Une fois le parti pris, on aurait dit, à l’ardeur enthousiaste qui semblait s’emparer de Frédéric, qu’il n’avait jamais cessé de le vouloir et que tous ses vœux étaient comblés.

« Monsieur mon cousin, écrivait-il au cardinal, je viens de signer l’alliance avec le roi votre maître : je vous réponds que jamais vous n’aurez de plainte à me faire ni lieu de vous repentir de cette alliance. Je vous dispute à présent d’être meilleur Français que je le suis. » Et à Belle-Isle il ajoutait dans une effusion affectueuse qui ne pouvait se contenir : « C’est sur la foi de vos promesses et sur les choses que vous avez eu ordre de me dire au nom du roi votre maître, et sur l’estime infinie que je fais de votre habileté dans le métier de la guerre, que je viens de signer l’alliance dans laquelle vous m’avez invité : me voilà devenu meilleur Français que le maréchal de Belle-Isle et aussi fidèle à la France qu’aucun de ses alliés l’a jamais été... Je me réjouis d’avance d’admirer les manœuvres que vous ferez et des opérations qui, devenant des leçons pour tout homme de guerre, me serviront de secours et d’appui. Votre nom m’engage autant que les forces du roi votre maître à m’allier avec un prince qui ne peut être que bien secondé par vos services. Bavière aura ma voix : comptez en tout sur la Prusse comme sur la France; qu’on ne les distingue plus... Adieu, cher ami, que je brûle d’impatience de voir victorieux devant les portes de Vienne et d’embrasser à la tête de ses troupes comme je l’ai embrassé à la tête des

  1. Pol. Corr., t. I, p. 246 et suiv. et 261 ; — Droysea, t. I, p. 272.

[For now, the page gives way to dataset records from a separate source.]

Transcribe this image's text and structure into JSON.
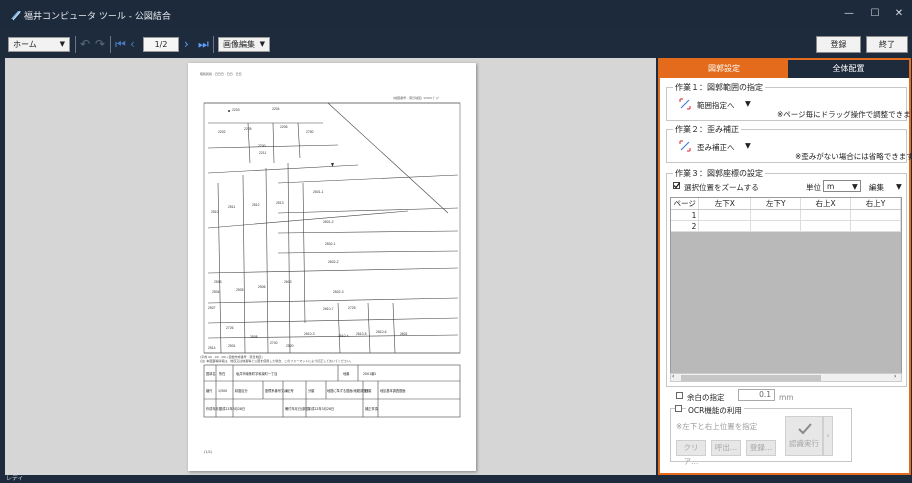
{
  "window": {
    "title": "福井コンピュータ ツール - 公図結合",
    "minimize": "—",
    "maximize": "☐",
    "close": "✕"
  },
  "toolbar": {
    "home": "ホーム",
    "page": "1/2",
    "image_edit": "画像編集",
    "register": "登録",
    "exit": "終了"
  },
  "panel": {
    "tabs": [
      "図郭設定",
      "全体配置"
    ],
    "step1": {
      "title": "作業１：図郭範囲の指定",
      "button": "範囲指定へ",
      "hint": "※ページ毎にドラッグ操作で調整できます"
    },
    "step2": {
      "title": "作業２：歪み補正",
      "button": "歪み補正へ",
      "hint": "※歪みがない場合には省略できます"
    },
    "step3": {
      "title": "作業３：図郭座標の設定",
      "zoom_check": "選択位置をズームする",
      "zoom_checked": true,
      "unit_label": "単位",
      "unit_value": "m",
      "edit": "編集",
      "columns": [
        "ページ",
        "左下X",
        "左下Y",
        "右上X",
        "右上Y"
      ],
      "rows": [
        "1",
        "2"
      ]
    },
    "margin_label": "余白の指定",
    "margin_value": "0.1",
    "margin_unit": "mm",
    "ocr_label": "OCR機能の利用",
    "ocr_hint": "※左下と右上位置を指定",
    "buttons": {
      "clear": "クリア...",
      "recall": "呼出...",
      "register": "登録...",
      "recognize": "認識実行"
    }
  },
  "status": {
    "text": "レディ"
  },
  "document": {
    "header_left": "昭和和和 . 日日日 . 日日 . 日日",
    "header_right": "(地図番号 : 南日地区)        1/500  ﾋﾟｯﾁ",
    "lots": [
      "2203",
      "2204",
      "2202",
      "2206",
      "2205",
      "2750",
      "2700",
      "2211",
      "2601-1",
      "2510",
      "2511",
      "2512",
      "2513",
      "2601-2",
      "2602-1",
      "2602-2",
      "2503",
      "2504",
      "2505",
      "2506",
      "2603",
      "2602-3",
      "2507",
      "2610-7",
      "2725",
      "2726",
      "2610-3",
      "2610-4",
      "2610-5",
      "2610-6",
      "2601",
      "2514",
      "2501",
      "2740",
      "2520",
      "2508"
    ],
    "footnote1": "(平成 00 . 00 . 00)    (自動作成番号 : 南日地区)",
    "footnote2": "(注)  本図面等情報は、地目又は地番等と公図を使用した場合、このフォーマットにより訂正しておいてください。",
    "table": {
      "r1": [
        "図郭名",
        "所在",
        "坂井市南条町字和泉町一丁目",
        "地番",
        "2001番2"
      ],
      "r2": [
        "縮尺",
        "1/500",
        "精度区分",
        "座標系番号又は記号",
        "VI",
        "分類",
        "地図に準ずる図面(地籍調査)",
        "種類",
        "地区基本調査図面"
      ],
      "r3": [
        "作成年月日",
        "平成22年3月28日",
        "備付年月日(原図)",
        "平成22年3月28日",
        "補正事項"
      ]
    },
    "page_footer": "(1/1)"
  }
}
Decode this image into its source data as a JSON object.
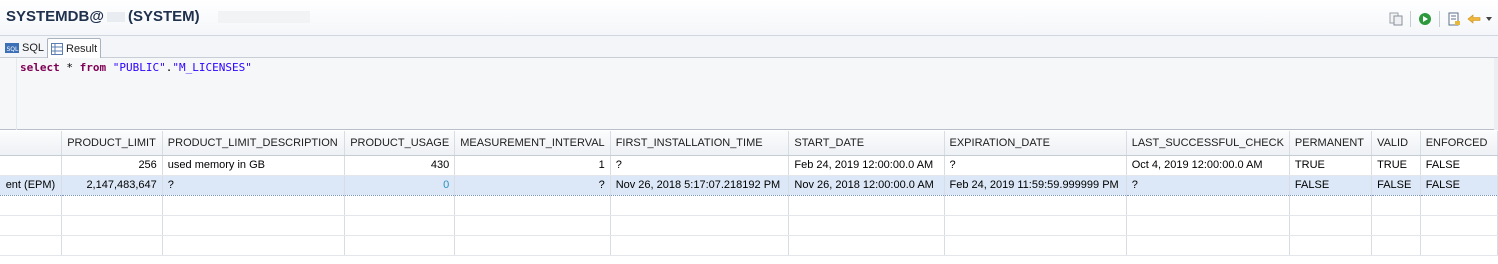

    Le texte du traité, qui n’a jamais été publié, se trouve dans la Correspondance de Valori Le chiffre de quarante mille hommes n’est pas expressément mentionné. Il est dit simplement que le roi de France fournira à l’électeur tous les moyens nécessaires pour le mettre en état d’agir soigneusement, et d’assurer son pays contre toute attaque. C’est probablement dans la conversation de Frédéric et de l’ambassade que le chiffre exact aura été déterminé.